The run_analysis.R script
The orginal raw data was sourced using the following url as specified in the assignment https://d396qusza40orc.cloudfront.net/getdata%2Fprojectfiles%2FUCI%20HAR%20Dataset.zip
The file unzipped into the R project directory ("UCI HAR Dataset")
- load the activity_labels.txt and features.txt files
- fix the default column names for activity_labels dataset
- load the raw data from the files for the test subjects (subject_test.txt, X_test.tx, y_test.txt)

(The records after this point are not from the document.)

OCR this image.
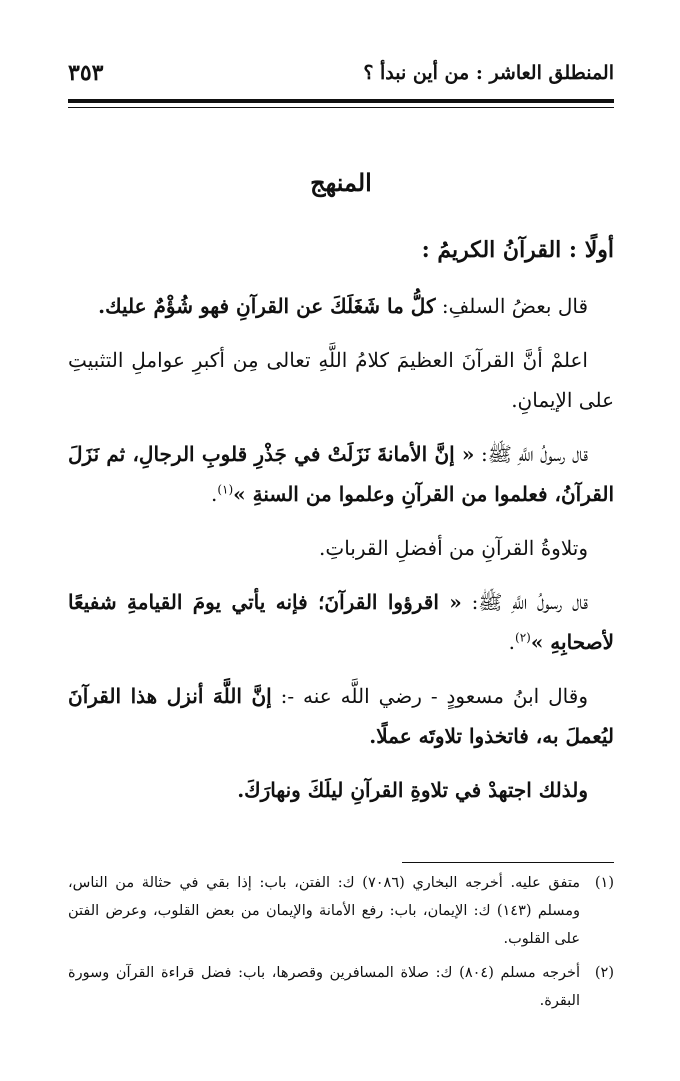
المنطلق العاشر : من أين نبدأ ؟
٣٥٣
المنهج
أولًا : القرآنُ الكريمُ :

قال بعضُ السلفِ: كلُّ ما شَغَلَكَ عن القرآنِ فهو شُؤْمٌ عليك.

اعلمْ أنَّ القرآنَ العظيمَ كلامُ اللَّهِ تعالى مِن أكبرِ عواملِ التثبيتِ على الإيمانِ.

قال رسولُ اللَّهِ ﷺ: « إنَّ الأمانةَ نَزَلَتْ في جَذْرِ قلوبِ الرجالِ، ثم نَزَلَ القرآنُ، فعلموا من القرآنِ وعلموا من السنةِ »$^{(١)}$.

وتلاوةُ القرآنِ من أفضلِ القرباتِ.

قال رسولُ اللَّهِ ﷺ: « اقرؤوا القرآنَ؛ فإنه يأتي يومَ القيامةِ شفيعًا لأصحابِهِ »$^{(٢)}$.

وقال ابنُ مسعودٍ - رضي اللَّه عنه -: إنَّ اللَّهَ أنزل هذا القرآنَ ليُعملَ به، فاتخذوا تلاوتَه عملًا.

ولذلك اجتهدْ في تلاوةِ القرآنِ ليلَكَ ونهارَكَ.

(١)
متفق عليه. أخرجه البخاري (٧٠٨٦) ك: الفتن، باب: إذا بقي في حثالة من الناس، ومسلم (١٤٣) ك: الإيمان، باب: رفع الأمانة والإيمان من بعض القلوب، وعرض الفتن على القلوب.
(٢)
أخرجه مسلم (٨٠٤) ك: صلاة المسافرين وقصرها، باب: فضل قراءة القرآن وسورة البقرة.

- create the combined test_dataset by adding the subject_id and activity_ids also add the column names using the names from the features.txt
- load the raw data from the files for training subjects
- create the combined training_dataset (similar to the test_dataset)
- now merge the training and test datasets, they both have the same columns, the rows need to be appeneded
- Idenitify all the columns that are either mean or sd
- create tidy_dataset1 that has subject_id, activity_id,columns that are mean or sd, and add the activiy labels based on the activity id,
- first display the tidy_dataset1 and write it as a csv file
- create tidy_dataset2 that has average of each variable grouped by each activity then by subject id
- display the tidy_dataset2 and write it as a csv file
tidy_dataset1.csv and tidy_dataset2.csv are available in the project directory.